Rent Minimum rental period in Singapore – how long can you actually rent?
- June 12, 2018
- 3 min read
Last year Singapore hit a record high of 17.4 million tourist arrivals. That is really rather impressive numbers judging from the fact that Singapore has only a population of about 5.7 million people. With such a huge influx of foreigners coming in every year, it is no surprise that there has been a huge interest in locals wanting to rent out their homes for shorter stays. However, Singapore has strict ruling on minimum rental period, and it was only mid last year in 2017 that this was lowered to a minimum of three months, from six months previously.
So what is the minimum rental period in Singapore?
Very simply, the minimum rental period in Singapore is currently at 3 months for private condominiums, apartments and landed homes. For public housing or HDB, this is set at 6 months. While the shortening of the minimum rental period is a sign that the Government is willing to look at accepting short term rentals, it is still not exactly ideal to support any kind of short term stay as most of them would be one month and below.
In case you haven’t heard of Airbnb, it is a short term rental platform that started with home sharing but has become the de facto destination for vacation home rentals.

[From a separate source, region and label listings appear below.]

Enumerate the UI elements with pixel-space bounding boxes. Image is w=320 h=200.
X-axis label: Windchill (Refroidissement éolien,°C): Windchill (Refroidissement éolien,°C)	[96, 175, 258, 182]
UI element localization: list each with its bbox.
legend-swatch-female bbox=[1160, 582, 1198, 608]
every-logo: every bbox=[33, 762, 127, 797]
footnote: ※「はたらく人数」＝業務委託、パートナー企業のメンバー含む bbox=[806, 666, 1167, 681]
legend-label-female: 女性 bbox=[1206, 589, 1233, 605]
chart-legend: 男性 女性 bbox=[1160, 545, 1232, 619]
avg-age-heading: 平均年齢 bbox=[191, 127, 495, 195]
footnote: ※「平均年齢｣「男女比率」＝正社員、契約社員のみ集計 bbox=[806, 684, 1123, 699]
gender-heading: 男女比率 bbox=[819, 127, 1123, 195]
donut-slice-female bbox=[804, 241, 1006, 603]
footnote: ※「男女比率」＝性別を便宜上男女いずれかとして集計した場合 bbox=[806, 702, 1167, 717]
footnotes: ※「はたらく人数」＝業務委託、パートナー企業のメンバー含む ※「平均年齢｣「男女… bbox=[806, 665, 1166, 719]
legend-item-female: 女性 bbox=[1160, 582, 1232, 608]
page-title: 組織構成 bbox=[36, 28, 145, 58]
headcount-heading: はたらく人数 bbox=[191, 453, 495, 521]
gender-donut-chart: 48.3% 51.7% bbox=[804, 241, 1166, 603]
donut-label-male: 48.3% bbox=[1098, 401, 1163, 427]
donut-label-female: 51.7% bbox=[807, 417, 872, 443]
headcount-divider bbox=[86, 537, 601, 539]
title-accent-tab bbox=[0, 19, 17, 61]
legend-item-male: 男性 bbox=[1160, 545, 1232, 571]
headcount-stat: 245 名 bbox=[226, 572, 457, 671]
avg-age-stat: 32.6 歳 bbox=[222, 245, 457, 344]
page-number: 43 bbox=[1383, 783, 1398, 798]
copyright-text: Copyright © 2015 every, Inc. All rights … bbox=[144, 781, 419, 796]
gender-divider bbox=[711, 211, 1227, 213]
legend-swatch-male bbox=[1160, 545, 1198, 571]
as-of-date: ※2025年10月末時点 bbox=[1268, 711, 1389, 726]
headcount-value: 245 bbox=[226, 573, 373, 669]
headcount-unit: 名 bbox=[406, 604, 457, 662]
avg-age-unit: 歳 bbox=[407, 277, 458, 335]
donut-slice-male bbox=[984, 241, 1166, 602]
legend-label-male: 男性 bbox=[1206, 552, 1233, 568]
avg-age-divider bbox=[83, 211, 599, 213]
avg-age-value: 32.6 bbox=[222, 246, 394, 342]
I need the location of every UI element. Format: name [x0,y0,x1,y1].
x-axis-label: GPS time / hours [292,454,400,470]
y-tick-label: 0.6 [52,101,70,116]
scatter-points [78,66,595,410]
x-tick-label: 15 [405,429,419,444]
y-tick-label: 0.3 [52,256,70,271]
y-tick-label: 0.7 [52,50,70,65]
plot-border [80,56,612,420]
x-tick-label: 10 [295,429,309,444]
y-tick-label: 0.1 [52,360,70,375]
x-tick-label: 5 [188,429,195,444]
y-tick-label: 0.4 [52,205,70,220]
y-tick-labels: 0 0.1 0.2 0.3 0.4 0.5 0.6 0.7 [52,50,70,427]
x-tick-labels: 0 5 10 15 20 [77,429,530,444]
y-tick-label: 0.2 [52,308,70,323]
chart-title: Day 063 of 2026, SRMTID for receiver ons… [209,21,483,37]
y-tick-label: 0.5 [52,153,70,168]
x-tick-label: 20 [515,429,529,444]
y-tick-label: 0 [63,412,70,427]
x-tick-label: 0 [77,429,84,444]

This has prompted lots of change and upheavals around the world, as many have people openly welcomed home sharing as a means for additional income and for tourists looking for lower priced accommodations. Not surprisingly, many rules and regulations were put in place in different countries in response to curb any potential issues, like rising property prices and lack of housing for locals from widespread home sharing.
It was only last year that Japan passed a law allowing owners to rent out their homes on a short-term basis. But of course this was based on strict rulings that only allowed owners to rent their properties out to paying guests for only up to 180 days per year. So owners in Singapore are hopeful that short-term stays will be revised downwards so as to allow them to make additional side income and have greater flexibility in offering different variations of lease lengths.
Despite the steep fines of up to $200,000 to owners that flout the rules, a quick check on Airbnb still shows more than 300 homes in Singapore on the platform. For these owners, the new possible guidelines to facilitate short-term rentals probably cannot come soon enough.